Monday, April 8, 2013

Yom Hazikaron and Yom Ha'atzmaut



Yom Hazikaron: Israel's Memorial Day - Begins at sundown on April 14th
The fourth of Iyar, the day preceding Israel's Independence Day, was declared by the Israeli Knesset (Parliament) to be a Memorial Day for those who lost their lives in the struggle that led to the establishment of the State of Israel and for all military personnel who were killed while in active duty in Israel's armed forces.

Joining these two days together conveys a simple message: Israelis owe the independence and the very existence of the Jewish state to the soldiers who sacrificed their lives for it.

Yom Hazikaron, the Israeli Memorial Day, is different in its character and mood from the American Memorial Day. For 24 hours (from sunset to sunset) all places of public entertainment (theaters, cinemas, nightclubs, pubs, etc.) are closed. The most noticeable feature of the day is the sound of siren that is heard throughout the country twice, during which the entire nation observes a two-minutes "standstill" of all traffic and daily activities.

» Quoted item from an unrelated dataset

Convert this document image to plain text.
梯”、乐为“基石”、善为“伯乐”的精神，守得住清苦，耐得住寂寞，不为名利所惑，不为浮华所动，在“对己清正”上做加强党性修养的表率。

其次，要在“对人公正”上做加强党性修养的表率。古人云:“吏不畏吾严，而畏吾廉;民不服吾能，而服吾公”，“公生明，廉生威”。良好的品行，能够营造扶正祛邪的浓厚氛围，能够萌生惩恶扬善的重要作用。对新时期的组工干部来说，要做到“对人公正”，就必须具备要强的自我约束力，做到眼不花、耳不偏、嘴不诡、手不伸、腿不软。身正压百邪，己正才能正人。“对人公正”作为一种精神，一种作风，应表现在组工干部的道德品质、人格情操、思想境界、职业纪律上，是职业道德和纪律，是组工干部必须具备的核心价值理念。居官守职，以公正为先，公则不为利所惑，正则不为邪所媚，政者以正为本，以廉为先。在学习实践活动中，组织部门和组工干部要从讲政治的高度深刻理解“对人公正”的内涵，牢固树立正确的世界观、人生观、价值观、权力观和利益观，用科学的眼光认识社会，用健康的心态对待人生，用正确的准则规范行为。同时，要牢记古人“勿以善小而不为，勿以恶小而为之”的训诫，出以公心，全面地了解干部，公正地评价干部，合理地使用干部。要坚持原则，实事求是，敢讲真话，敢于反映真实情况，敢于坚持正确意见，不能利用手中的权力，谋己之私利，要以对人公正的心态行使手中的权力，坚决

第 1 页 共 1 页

The first siren marks the beginning of Memorial Day at 8:00 P.M., and the second is at 11:00 A.M., before the public recitation of prayers in the military cemeteries. All radio and television stations broadcast programs portraying the lives and heroic deeds of fallen soldiers. Most of the broadcasting time is devoted to Israeli songs that convey the mood of the day.

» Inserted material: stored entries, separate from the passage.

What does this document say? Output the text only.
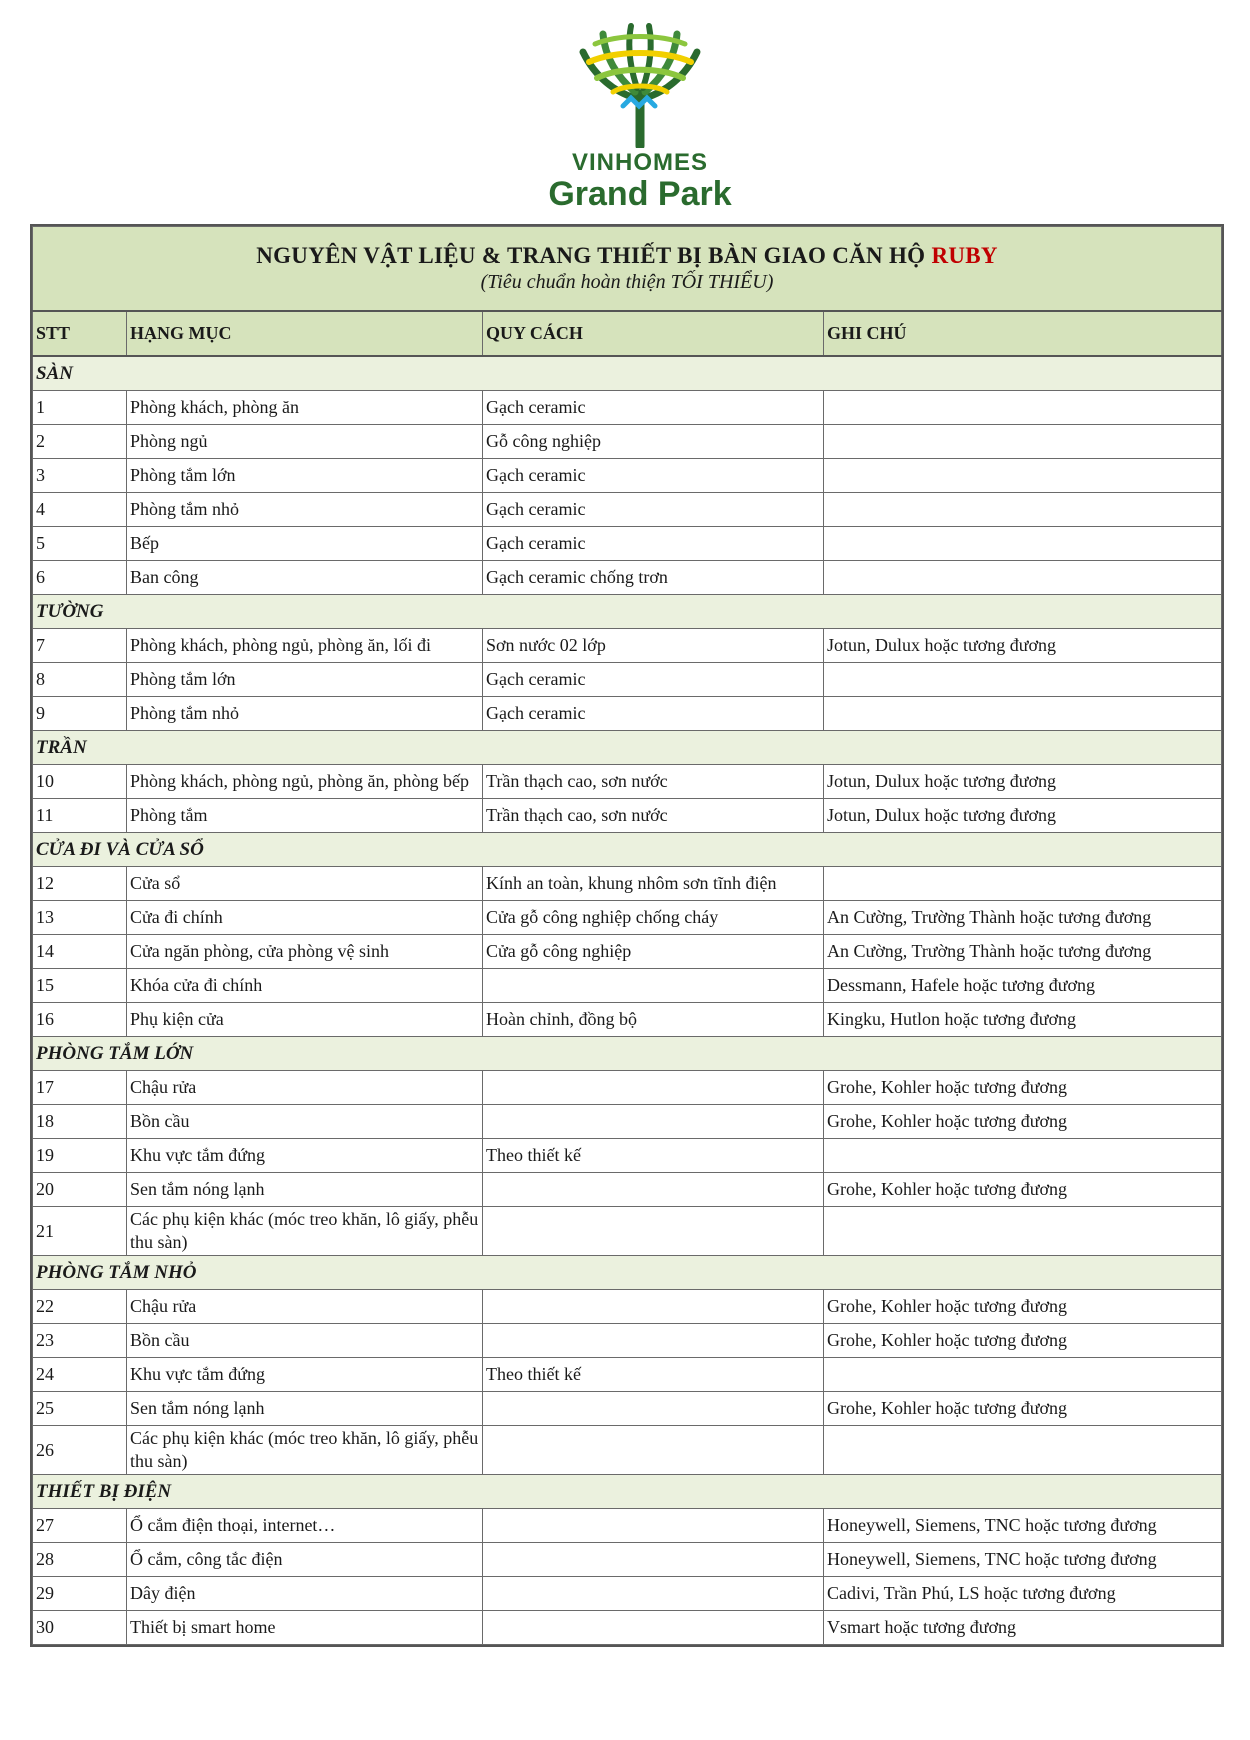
VINHOMES
Grand Park
NGUYÊN VẬT LIỆU & TRANG THIẾT BỊ BÀN GIAO CĂN HỘ RUBY
(Tiêu chuẩn hoàn thiện TỐI THIỂU)			

STT	HẠNG MỤC	QUY CÁCH	GHI CHÚ
SÀN			
1	Phòng khách, phòng ăn	Gạch ceramic	
2	Phòng ngủ	Gỗ công nghiệp	
3	Phòng tắm lớn	Gạch ceramic	
4	Phòng tắm nhỏ	Gạch ceramic	
5	Bếp	Gạch ceramic	
6	Ban công	Gạch ceramic chống trơn	
TƯỜNG			
7	Phòng khách, phòng ngủ, phòng ăn, lối đi	Sơn nước 02 lớp	Jotun, Dulux hoặc tương đương
8	Phòng tắm lớn	Gạch ceramic	
9	Phòng tắm nhỏ	Gạch ceramic	
TRẦN			
10	Phòng khách, phòng ngủ, phòng ăn, phòng bếp	Trần thạch cao, sơn nước	Jotun, Dulux hoặc tương đương
11	Phòng tắm	Trần thạch cao, sơn nước	Jotun, Dulux hoặc tương đương
CỬA ĐI VÀ CỬA SỔ			
12	Cửa sổ	Kính an toàn, khung nhôm sơn tĩnh điện	
13	Cửa đi chính	Cửa gỗ công nghiệp chống cháy	An Cường, Trường Thành hoặc tương đương
14	Cửa ngăn phòng, cửa phòng vệ sinh	Cửa gỗ công nghiệp	An Cường, Trường Thành hoặc tương đương
15	Khóa cửa đi chính		Dessmann, Hafele hoặc tương đương
16	Phụ kiện cửa	Hoàn chỉnh, đồng bộ	Kingku, Hutlon hoặc tương đương
PHÒNG TẮM LỚN			
17	Chậu rửa		Grohe, Kohler hoặc tương đương
18	Bồn cầu		Grohe, Kohler hoặc tương đương
19	Khu vực tắm đứng	Theo thiết kế	
20	Sen tắm nóng lạnh		Grohe, Kohler hoặc tương đương
21	Các phụ kiện khác (móc treo khăn, lô giấy, phễu thu sàn)		
PHÒNG TẮM NHỎ			
22	Chậu rửa		Grohe, Kohler hoặc tương đương
23	Bồn cầu		Grohe, Kohler hoặc tương đương
24	Khu vực tắm đứng	Theo thiết kế	
25	Sen tắm nóng lạnh		Grohe, Kohler hoặc tương đương
26	Các phụ kiện khác (móc treo khăn, lô giấy, phễu thu sàn)		
THIẾT BỊ ĐIỆN			
27	Ổ cắm điện thoại, internet…		Honeywell, Siemens, TNC hoặc tương đương
28	Ổ cắm, công tắc điện		Honeywell, Siemens, TNC hoặc tương đương
29	Dây điện		Cadivi, Trần Phú, LS hoặc tương đương
30	Thiết bị smart home		Vsmart hoặc tương đương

Yom Ha'atzmaut: Israel Independence Day - Begins at sundown on April 15th
Israel's Independence Day is celebrated on the fifth day of the month of Iyar, which is the Hebrew date of the formal establishment of the State of Israel, when members of the "provisional government" read and signed a Declaration of Independence in Tel Aviv.

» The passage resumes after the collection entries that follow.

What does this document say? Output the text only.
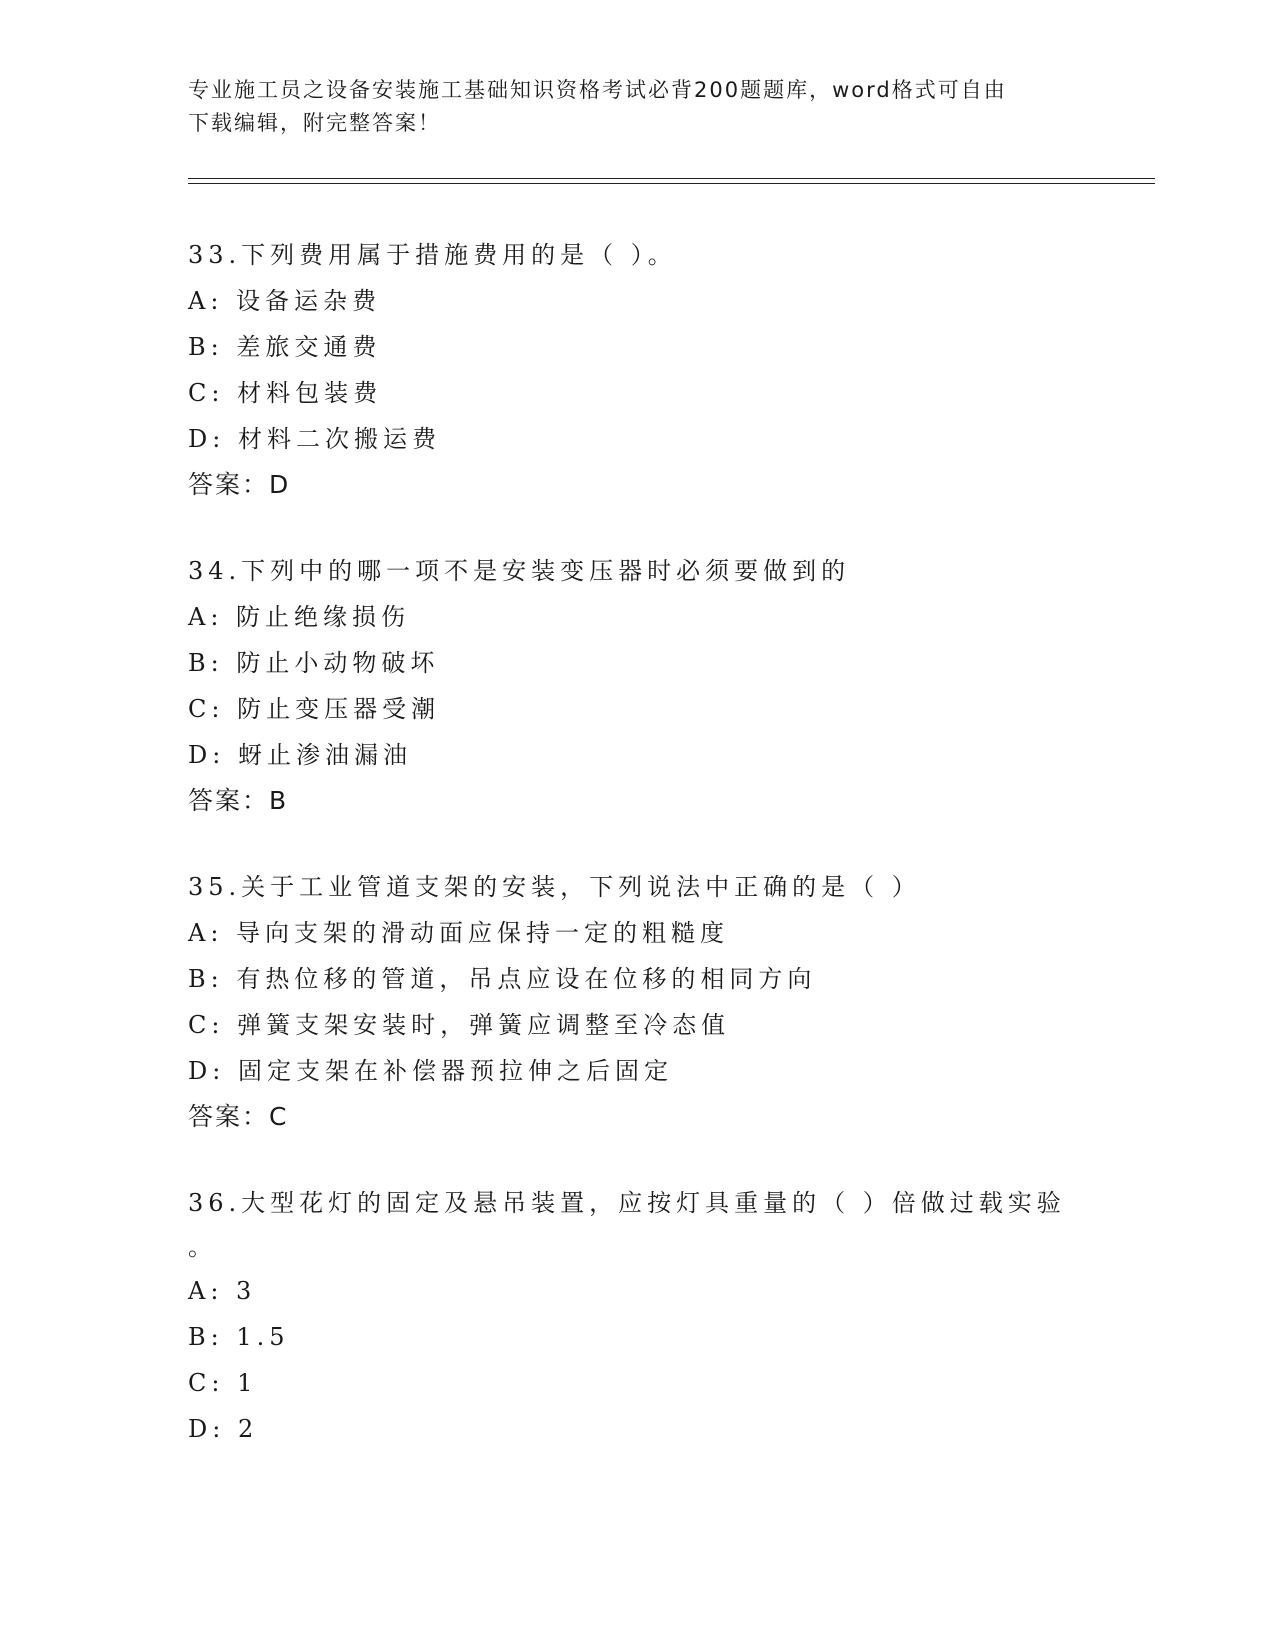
专业施工员之设备安装施工基础知识资格考试必背200题题库，word格式可自由
下载编辑，附完整答案！
33.下列费用属于措施费用的是（ ）。
A: 设备运杂费
B: 差旅交通费
C: 材料包装费
D: 材料二次搬运费
答案：D
34.下列中的哪一项不是安装变压器时必须要做到的
A: 防止绝缘损伤
B: 防止小动物破坏
C: 防止变压器受潮
D: 蚜止渗油漏油
答案：B
35.关于工业管道支架的安装，下列说法中正确的是（ ）
A: 导向支架的滑动面应保持一定的粗糙度
B: 有热位移的管道，吊点应设在位移的相同方向
C: 弹簧支架安装时，弹簧应调整至冷态值
D: 固定支架在补偿器预拉伸之后固定
答案：C
36.大型花灯的固定及悬吊装置，应按灯具重量的（ ）倍做过载实验
。
A: 3
B: 1.5
C: 1
D: 2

Read more about these holidays and Yom Yerushalyim on the JVN Modern Holidays Spotlight

Monday, April 1, 2013

Yom HaShoah- Holocaust Remembrance Day


Yom HaShoah, also known as Holocaust Remembrance Day, occurs on the 27th of Nissan. Shoah, which means catastrophe or utter destruction in Hebrew, refers to the atrocities that were committed against the Jewish people during World War II. This is a memorial day for those who died in the Shoah.
The Shoah (also known as the Holocaust, from a Greek word meaning "sacrifice by fire,") was initiated by the members of the National Socialist (Nazi) Party, which seized power in Germany in 1933. The Nazis believed in a doctrine of racial superiority, centering around the idea that that people of Northern European descent were somehow better than members of all other races – especially the Jews, who were "unworthy of life."

After taking power, the Nazis gradually restricted the rights of German Jewish citizens and encouraged their followers to commit acts of violence and destruction against Jews and their property. During World War II (1939-1945), the Nazis implemented their "final solution," a plan to concentrate and annihilate all European Jews. Jews were first crammed together in ghettoes and slave-labor camps, where disease, brutality, and malnutrition ran rampant. Eventually, they were sent to death camps, where millions were murdered in special facilities designed to kill a tremendous number of people over a brief period of time. In addition to the six million Jews who died - two-thirds of the European Jewish population – the Nazis also killed millions of others, including Roma (Gypsies) and Slavs, political and religious dissidents, the handicapped, and gays and lesbians.

Today, many commemorate Yom HaShoah by lighting yellow candles in order to keep the memories of the victims alive. Most synagogues and Jewish communities gather together to commemorate the day through worship, music and the stories from survivors.